Qatar has awarded the first World Cup stadium construction contract to a joint venture of Belgiums Six Construct and the local Midmac Contracting Company.
The estimated $300m contract involves upgrading the existing Khalifa Stadium and increasing the seating capacity of the stadium to 60,000, from the current 45,000. The 24-month contract will also include the renovation of the museum at the surrounding Khalifa Sports City.
The consultant is Lebanons Dar al-Handasah. The client is Aspire Academy for Sports Excellence.
Khalifa Stadium has been upgraded before. In 2003, Midmac was awarded an estimated $85m contract that involved expanding Khalifa stadium for the 2006 Asian games. That 11-month contract added about 18,000 seats.
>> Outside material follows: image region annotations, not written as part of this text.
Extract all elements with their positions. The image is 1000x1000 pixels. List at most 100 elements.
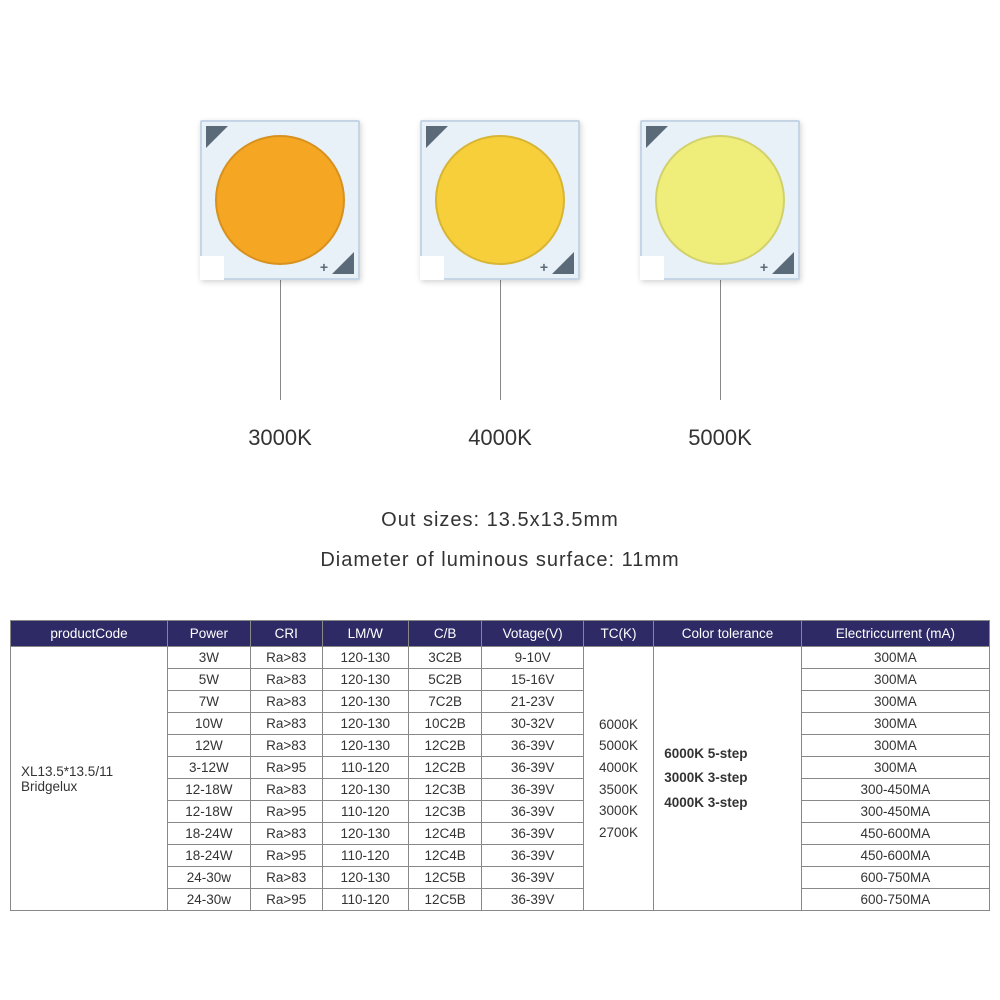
table-cell: 36-39V	[482, 889, 583, 911]
table-cell: 12C2B	[408, 757, 482, 779]
luminous-circle	[655, 135, 785, 265]
table-cell: Ra>95	[250, 845, 322, 867]
plus-mark: +	[760, 259, 768, 275]
table-cell: 3W	[168, 647, 251, 669]
triangle-icon	[646, 126, 668, 148]
table-header-cell: CRI	[250, 621, 322, 647]
table-cell: 12C3B	[408, 801, 482, 823]
chip-label: 5000K	[688, 425, 752, 451]
triangle-icon	[426, 126, 448, 148]
notch-icon	[200, 256, 224, 280]
table-cell: 600-750MA	[801, 867, 989, 889]
table-cell: 12C5B	[408, 889, 482, 911]
table-cell: Ra>95	[250, 889, 322, 911]
table-cell: 450-600MA	[801, 823, 989, 845]
table-header-cell: productCode	[11, 621, 168, 647]
table-row: XL13.5*13.5/11Bridgelux3WRa>83120-1303C2…	[11, 647, 990, 669]
specs-text: Out sizes: 13.5x13.5mm Diameter of lumin…	[0, 500, 1000, 580]
table-cell: 36-39V	[482, 735, 583, 757]
table-cell: 36-39V	[482, 823, 583, 845]
table-cell: 450-600MA	[801, 845, 989, 867]
plus-mark: +	[540, 259, 548, 275]
table-cell: 5W	[168, 669, 251, 691]
table-cell: 300MA	[801, 691, 989, 713]
spec-table: productCodePowerCRILM/WC/BVotage(V)TC(K)…	[10, 620, 990, 911]
table-cell: 3-12W	[168, 757, 251, 779]
table-cell: 15-16V	[482, 669, 583, 691]
table-cell: 21-23V	[482, 691, 583, 713]
table-cell: 120-130	[322, 867, 408, 889]
table-cell: 36-39V	[482, 757, 583, 779]
table-cell: 24-30w	[168, 889, 251, 911]
table-cell: 10C2B	[408, 713, 482, 735]
table-cell: Ra>95	[250, 801, 322, 823]
table-cell: 300MA	[801, 647, 989, 669]
table-cell: 7W	[168, 691, 251, 713]
table-cell: 300MA	[801, 669, 989, 691]
chip-label: 3000K	[248, 425, 312, 451]
table-cell: 12C4B	[408, 845, 482, 867]
chip-label: 4000K	[468, 425, 532, 451]
triangle-icon	[552, 252, 574, 274]
spec-line-1: Out sizes: 13.5x13.5mm	[0, 500, 1000, 540]
plus-mark: +	[320, 259, 328, 275]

Doha is planning to spend $4bn on building nine new stadiums and expanding its existing Al-Rayyan, and Al-Gharafa stadiums as well as Khalifa Stadium.
The new Lusail Iconic stadium is the largest arena planned. It will be able to hold more than 86,000 people and will be used for the opening and closing matches. The capacity of the other eight stadiums that will be built for the tournament will range from 43,500 to 47,500.
The capacities of the Al-Rayyan and Al-Gharafa stadiums will be increased to accommodate 45,000 sporting fans.
Consultants are being appointed for the new stadiums. In February this year, Qatars Supreme Committee for Delivery & Legacy appointed the US-based Aecom as project manager and Denmarks Ramboll as design consultant for the Al-Rayyan stadium scheme.
The stadium will seat about 40,000 people during the football World Cup in 2022. Following the tournament, the stadiums modular top tier will be disassembled and used to build football facilities in developing countries that lack sporting infrastructure, in coordination with footballs governing body, Fifa.
The stadium will also contain an open-air, natural grass pitch that can be cooled to 26 degrees Celsius, with shaded spectator stands that can be cooled to between 24 and 28 degrees Celsius.
In May 2013, Aecom was appointed design consultant and the local office of Kuwait-based KEO Consultants as project manager for the Al-Wakrah stadium project.